Dealflow | March 11, 2019

Israel’s OurCrowd is targeting the Sustainable Development Goals – and measuring its own impact

Jessica Pothering
ImpactAlpha Editor

Jessica Pothering

ImpactAlpha, March 11 – Five out of six Israeli entrepreneurs believe that their businesses are doing social or environmental good. More than one-third of startups have the specific intent of having positive impact. Yet only 13% are tracking or measuring their impact.

Israel-based investing platform OurCrowd is trying to shrink that gap with a new $30 million fund targeting the Sustainable Development Goals that will require portfolio companies to track and report their social and environmental performance – and tie the fund’s own compensation to such impact.

OurCrowd is the brainchild of Israeli serial entrepreneur and venture capitalist Jon Medved, who built the platform to help promising Israeli tech startups crowdfund early capital from accredited investors.
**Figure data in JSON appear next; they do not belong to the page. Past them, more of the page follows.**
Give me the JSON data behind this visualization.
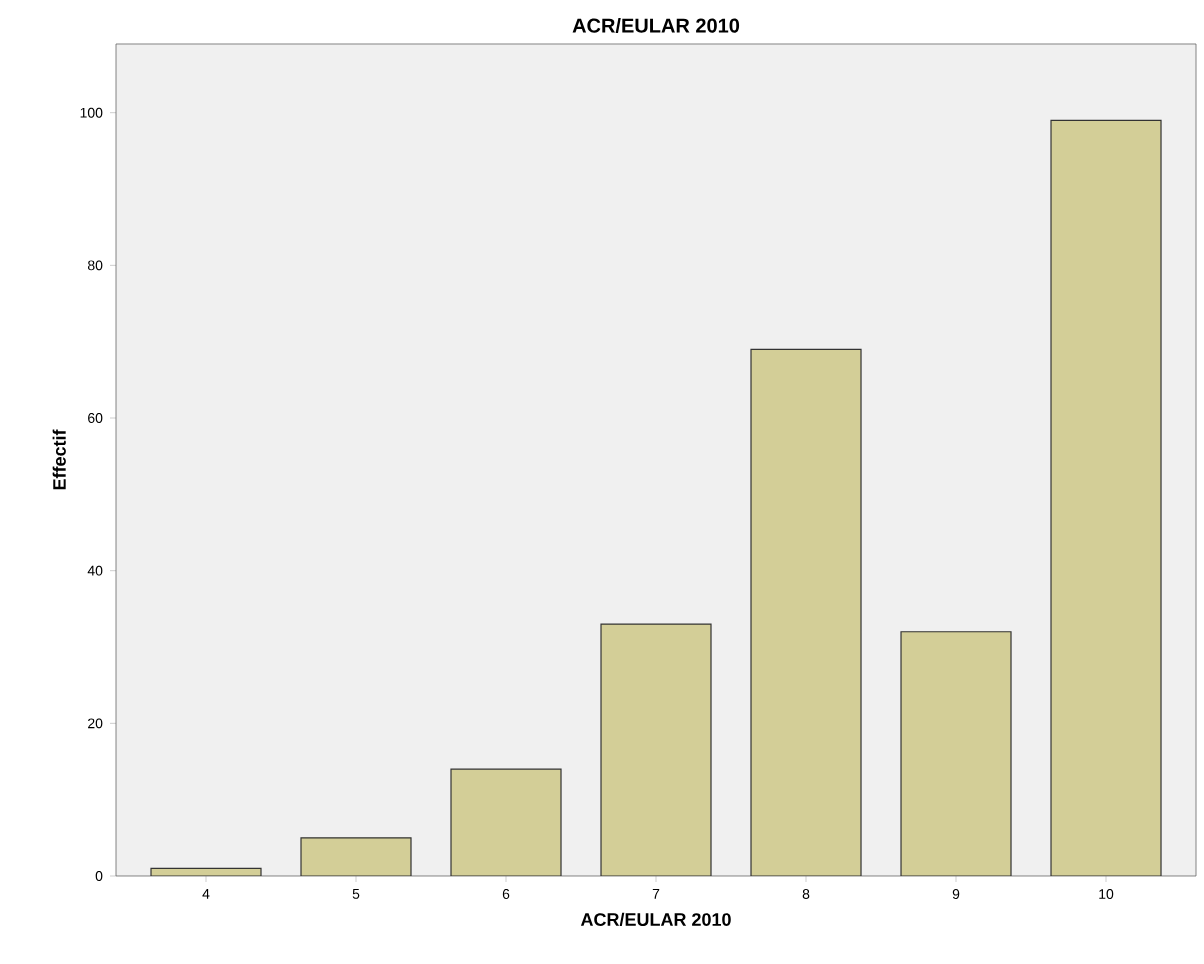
{
  "chart_data": {
    "type": "bar",
    "title": "ACR/EULAR 2010",
    "xlabel": "ACR/EULAR 2010",
    "ylabel": "Effectif",
    "categories": [
      "4",
      "5",
      "6",
      "7",
      "8",
      "9",
      "10"
    ],
    "values": [
      1,
      5,
      14,
      33,
      69,
      32,
      99
    ],
    "color": "#d3ce97",
    "ylim": [
      0,
      109
    ],
    "yticks": [
      0,
      20,
      40,
      60,
      80,
      100
    ],
    "grid": false
  }
}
OurCrowd has helped 170 companies raise $1 billion from a network of global investors since 2013.

The platform has helped companies in the U.S., India, Canada, U.K., Hong Kong, Singapore and Australia secure funding from 30,000 accredited investors around the world, who write checks for as little as $10,000.

The company’s new fund, launched with support from Social Finance Israel, is trying to stand out in Israel’s increasingly crowded impact investing field. Impact investing in Israel has doubled, to $260 million, in the past two years. Investment in healthcare, agriculture,  clean tech and other impact-related sectors, reached $1.6 billion in 2018, according to IVC Research Center.

Such growth caught OurCrowd’s attention. But OurCrowd’s Richard Norman says it’s hard to know how broad and deep the impact is. Joint research from OurCrowd and Social Finance Israel identified the yawning gap between the percentage of companies that believe they are doing social or environmental good and the ones that measurement or track it. 

“We’re trying to shrink the gap between 35% and 13%, and shrink the gap down from the 84% too,” Norman told ImpactAlpha. “That’s what our value will be.”

OurCrowd has been working with Social Finance Israel since last April to develop the fund and its impact methodology. The company is looking to raise $30 million to  invest in 15 to 20 companies with business models aligned to the Sustainable Development Goals.

OurCrowd will start with is standard business model and financial vetting process. “Then we layer on top an impact assessment,” Norman says. That includes alignment with one or more of the 17 global goals, as well as the impact intentionality of company founders. The firm will assess social and environmental responsibility and good governance practices at the business level, targeting issues like company recycling practices and pay equality. Companies that receive investment will be required to track progress on several impact performance metrics.

Impact carry

A key characteristic is of the impact fund is that OurCrowd’s performance (and compensation) will also be tied to the impact metrics it sets with its portfolio companies. The fund’s standard 20% “carry,” or share of the fund’s profits, will be cut to 15% if the fund fails to meet its impact targets. That signals that impact is not yet of equal stature as financial returns.

“Once we can standardize the idea of translating impact to a dollar figure, you may see more investors asking for it,” Norman said. He said the company plans to donate 10% of its carry to organizations working to advance impact measurement, analytics and research in the impact investing industry.

The new fund continues OurCrowd’s expansion beyond its crowdfunding roots. The firm has also raised traditional seed funds to help provide investors with diversification and attract institutional investors and family offices. Investors in OurCrowd’s funds can commit as little as $50,000.  

Originally, Norman said, “We wanted to disrupt the venture capital model to help people invest directly into companies. Then, instead of trying to beat the funds, we launched a seed fund of our own, and from there, never looked back.”